Tous les commentateurs de l’exégèse biblique s’accordent à dire que le livre de la Genèse traitant de la création du monde et de l’homme est l’un des recueils les plus mystiques du canon. Certains iront même jusqu’à dire que les premières sections renferment les plus grands secrets de la Kabbale ainsi que les significations des enjeux de toute l’histoire de l’Humanité. Nous allons nous pencher sur l’une d’entre elles, celle qui concerne la faute originelle, et tâcher d’en tirer les leçons de vie qui s’imposent.

La faute originelle et son effet sur l’âme humaine  

Le sort de l’Humanité toute entière se joua dans la dizaine de versets retranscrits dans le second chapitre de la Bible, lorsque Adam, le premier Homme, faillit à son devoir. Le Ramban (Na’hmanide), dans son commentaire sur la Genèse, se penche sur ses versets et y apporte un éclairage pour le moins énigmatique.

Suivons tout d’abord son analyse. 

Dans les derniers actes de la Création, D.ieu planta des arbres délectables dans un jardin en ‘Eden. Il plaça au centre l’arbre de la vie, à côté de celui que le texte appelle l’arbre de la connaissance du bien et du mal. D.ieu interdit à l’homme et à son épouse de consommer de cet arbre spécial, les avertissant qu’en cas d’insubordination, Il mettrait fin à leurs jours (Genèse 2, 17).

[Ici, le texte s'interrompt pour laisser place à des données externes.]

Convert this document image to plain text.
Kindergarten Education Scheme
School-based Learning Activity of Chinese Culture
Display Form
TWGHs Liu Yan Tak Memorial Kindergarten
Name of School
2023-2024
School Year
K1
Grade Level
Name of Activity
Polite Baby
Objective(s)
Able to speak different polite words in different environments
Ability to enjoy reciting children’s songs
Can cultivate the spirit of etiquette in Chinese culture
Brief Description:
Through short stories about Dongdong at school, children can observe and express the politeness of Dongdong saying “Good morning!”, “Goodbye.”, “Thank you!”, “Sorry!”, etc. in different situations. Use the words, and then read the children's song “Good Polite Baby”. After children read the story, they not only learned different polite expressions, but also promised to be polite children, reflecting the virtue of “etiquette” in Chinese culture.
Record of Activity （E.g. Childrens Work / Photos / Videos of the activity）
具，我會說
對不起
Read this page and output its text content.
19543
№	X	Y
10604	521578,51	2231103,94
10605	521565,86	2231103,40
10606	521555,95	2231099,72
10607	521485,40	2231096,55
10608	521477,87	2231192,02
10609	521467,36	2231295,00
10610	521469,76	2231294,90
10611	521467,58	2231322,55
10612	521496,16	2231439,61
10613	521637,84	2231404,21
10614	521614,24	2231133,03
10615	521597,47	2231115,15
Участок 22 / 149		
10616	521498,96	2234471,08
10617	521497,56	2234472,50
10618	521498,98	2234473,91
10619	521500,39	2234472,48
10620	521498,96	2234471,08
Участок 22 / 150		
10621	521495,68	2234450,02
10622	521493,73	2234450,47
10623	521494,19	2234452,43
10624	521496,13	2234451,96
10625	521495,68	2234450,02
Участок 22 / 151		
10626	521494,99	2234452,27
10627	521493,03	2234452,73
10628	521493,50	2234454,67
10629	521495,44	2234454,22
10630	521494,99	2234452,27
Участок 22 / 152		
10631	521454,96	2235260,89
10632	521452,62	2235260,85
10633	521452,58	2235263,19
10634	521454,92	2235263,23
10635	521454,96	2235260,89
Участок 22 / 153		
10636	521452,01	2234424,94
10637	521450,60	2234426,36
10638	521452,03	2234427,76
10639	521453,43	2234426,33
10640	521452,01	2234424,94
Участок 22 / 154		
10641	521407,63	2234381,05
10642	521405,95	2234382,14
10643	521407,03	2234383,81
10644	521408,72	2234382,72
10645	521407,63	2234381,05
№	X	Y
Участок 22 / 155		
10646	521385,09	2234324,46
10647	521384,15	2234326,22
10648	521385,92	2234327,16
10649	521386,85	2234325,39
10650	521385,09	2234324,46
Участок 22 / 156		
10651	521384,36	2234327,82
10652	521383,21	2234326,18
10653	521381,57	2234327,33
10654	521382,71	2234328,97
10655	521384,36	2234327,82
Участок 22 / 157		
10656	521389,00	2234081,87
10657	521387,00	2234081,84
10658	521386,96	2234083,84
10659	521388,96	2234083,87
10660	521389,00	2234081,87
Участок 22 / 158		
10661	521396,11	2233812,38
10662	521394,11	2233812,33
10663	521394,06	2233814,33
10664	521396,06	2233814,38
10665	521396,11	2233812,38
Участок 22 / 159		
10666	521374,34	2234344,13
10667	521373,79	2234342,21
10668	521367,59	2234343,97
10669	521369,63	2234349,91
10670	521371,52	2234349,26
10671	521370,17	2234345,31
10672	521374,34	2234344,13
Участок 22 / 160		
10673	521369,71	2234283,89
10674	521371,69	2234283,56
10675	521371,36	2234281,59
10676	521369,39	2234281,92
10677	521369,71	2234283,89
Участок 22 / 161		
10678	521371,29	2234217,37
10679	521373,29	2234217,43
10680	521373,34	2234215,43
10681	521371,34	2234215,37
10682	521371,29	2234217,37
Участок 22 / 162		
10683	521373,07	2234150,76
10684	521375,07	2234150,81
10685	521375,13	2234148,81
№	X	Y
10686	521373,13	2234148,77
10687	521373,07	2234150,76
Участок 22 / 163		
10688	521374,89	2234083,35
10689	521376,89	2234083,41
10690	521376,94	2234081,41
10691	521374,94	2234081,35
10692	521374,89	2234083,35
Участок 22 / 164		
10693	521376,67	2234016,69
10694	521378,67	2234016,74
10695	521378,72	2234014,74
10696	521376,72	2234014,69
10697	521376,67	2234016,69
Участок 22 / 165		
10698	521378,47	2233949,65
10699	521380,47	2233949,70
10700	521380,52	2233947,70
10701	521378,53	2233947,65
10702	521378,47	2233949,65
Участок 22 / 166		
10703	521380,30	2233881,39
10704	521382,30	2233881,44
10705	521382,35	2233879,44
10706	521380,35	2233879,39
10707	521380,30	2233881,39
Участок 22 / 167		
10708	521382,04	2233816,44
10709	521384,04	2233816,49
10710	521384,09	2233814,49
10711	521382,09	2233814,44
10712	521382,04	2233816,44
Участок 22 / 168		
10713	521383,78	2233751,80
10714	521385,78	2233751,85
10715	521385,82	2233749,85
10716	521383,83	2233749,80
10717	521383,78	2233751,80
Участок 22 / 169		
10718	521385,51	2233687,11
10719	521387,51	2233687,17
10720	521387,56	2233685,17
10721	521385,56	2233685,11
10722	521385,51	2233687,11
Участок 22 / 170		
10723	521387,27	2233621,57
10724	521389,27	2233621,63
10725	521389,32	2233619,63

Toutefois, le serpent éprouva le jeune couple et ils succombèrent tous deux, faisant sombrer leur descendance dans les vicissitudes d’un exil interminable. L’histoire de notre vie…

Le commentateur affirme que la consommation du fruit de l’arbre de la connaissance donna à l’homme la capacité de choisir entre le bien et le mal ; en d’autres termes, le libre arbitre.

Le Ramban fonde son propos sur le Talmud qui déclare que la connaissance – le Da’at en hébreu – fait référence à la volonté de l’Homme et à sa capacité à arbitrer entre les forces du bien et du mal. Ce n’est donc qu’à la suite de cette faute que l’homme accéda selon lui à cette sombre aptitude, celle d’enfreindre la volonté de D.ieu, typique du libre choix. De même, lorsque le serpent amorça sa démarche pernicieuse, il mit en avant l’argument suivant : “Vous serez comme D.ieu ayant la connaissance du bien et du mal.” (ibid. 3, 5).

C’est dans le même esprit que Na’hmanide interprètera le verset du chapitre suivant : “D.ieu dit : ‘voilà que l’homme était comme l’un des nôtres sachant le bien et le mal.’ ” (Ibid. 3, 22). Le verset souligne cette qualité céleste de la liberté du choix s’incarnant maintenant chez l’être humain. Et c’est bien sûr la consommation du fruit défendu qui conféra à l’homme la capacité de choisir entre le bien et le mal. Mais c’est précisément là que les choses se corsent pour nous… 

En fait, son explication soulève plusieurs ambiguïtés.

Comprendre le mécanisme de la faute

La première ambiguïté consiste à comprendre comment, avant d’avoir consommé du fruit en question, l’homme a pu être sujet à une injonction divine s’il n’était pas à même de choisir entre le bien et le mal ? Le commandement originel ne serait-il pas caduc s’il est adressé à une personne qui n’a pas d’autre choix que de s’y soumettre ? Un ordre n’a-t-il pas foncièrement de sens que pour celui capable de le braver ?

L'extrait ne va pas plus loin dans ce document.